Question

An electron revolves around an infinite cylindrical wire having uniform linear charge density \(2×10^{–8}\ Cm^{-1}\) in circular path under the influence of attractive electrostatic field as shown in the figure. The velocity of electron with which it is revolving is ____ \(\times 10^6 ms^{-1}\). Given mass of electron = \(9\times10^{-31}\) kg.

Answer 1

Correct Answer: 8

To find the velocity of an electron revolving around an infinite cylindrical wire with uniform linear charge density, we use the concept of electrostatic force acting as the centripetal force.

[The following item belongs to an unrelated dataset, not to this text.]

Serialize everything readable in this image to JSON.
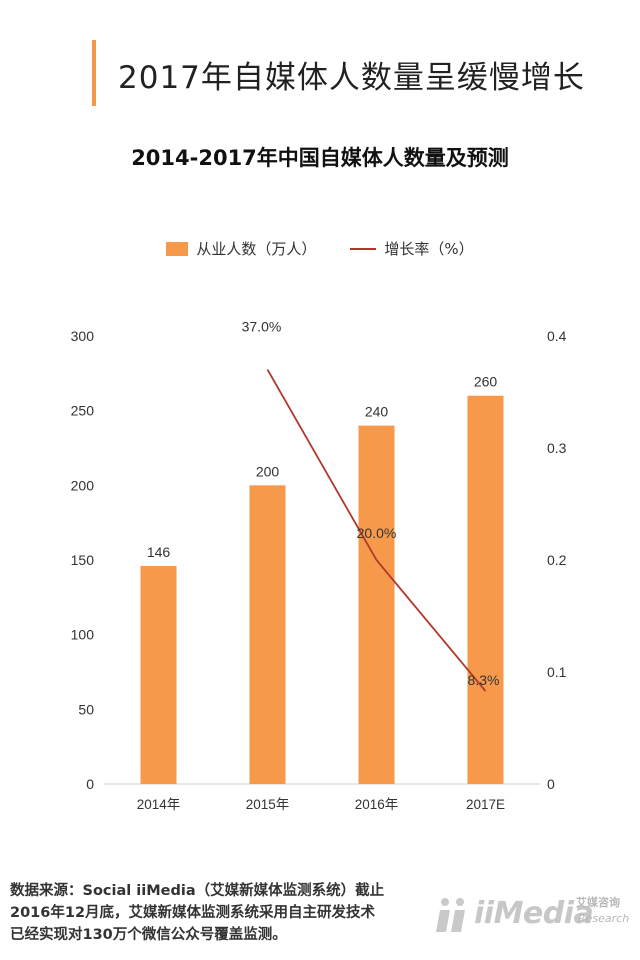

Step 1: Calculate Electrostatic Force

The linear charge density is given as \( \lambda = 2 \times 10^{-8} \, \text{C/m} \). The electric field \( E \) due to an infinite line of charge at a distance \( r \) is:

\( E = \frac{\lambda}{2\pi\epsilon_0 r} \)

where \( \epsilon_0 = 8.85 \times 10^{-12} \, \text{C}^2/\text{N}\cdot\text{m}^2 \) is the permittivity of free space.

The electrostatic force \( F \) on the electron (charge \( -e \)) is:

\( F = eE = \frac{-e\lambda}{2\pi\epsilon_0 r} \)

Step 2: Equate Electrostatic and Centripetal Force

The centripetal force required for circular motion is provided by the electrostatic force:

\( \frac{mv^2}{r} = \frac{e\lambda}{2\pi\epsilon_0 r} \)

Simplify to find \( v \):

\( v^2 = \frac{e\lambda}{2\pi\epsilon_0 m} \)

\( v = \sqrt{\frac{e\lambda}{2\pi\epsilon_0 m}} \)

Given: \( e = 1.6 \times 10^{-19} \, \text{C} \) and \( m = 9 \times 10^{-31} \, \text{kg} \).

Step 3: Calculate \( v \) and Verify

Plug in the values:

\( v = \sqrt{\frac{(1.6 \times 10^{-19})(2 \times 10^{-8})}{2\pi(8.85 \times 10^{-12})(9 \times 10^{-31})}} \)

Simplifying further:

\( v \approx 8 \times 10^6 \, \text{m/s} \)

The velocity of the electron is \( 8 \times 10^6 \, \text{m/s} \), which lies within the given range of \(8,8\).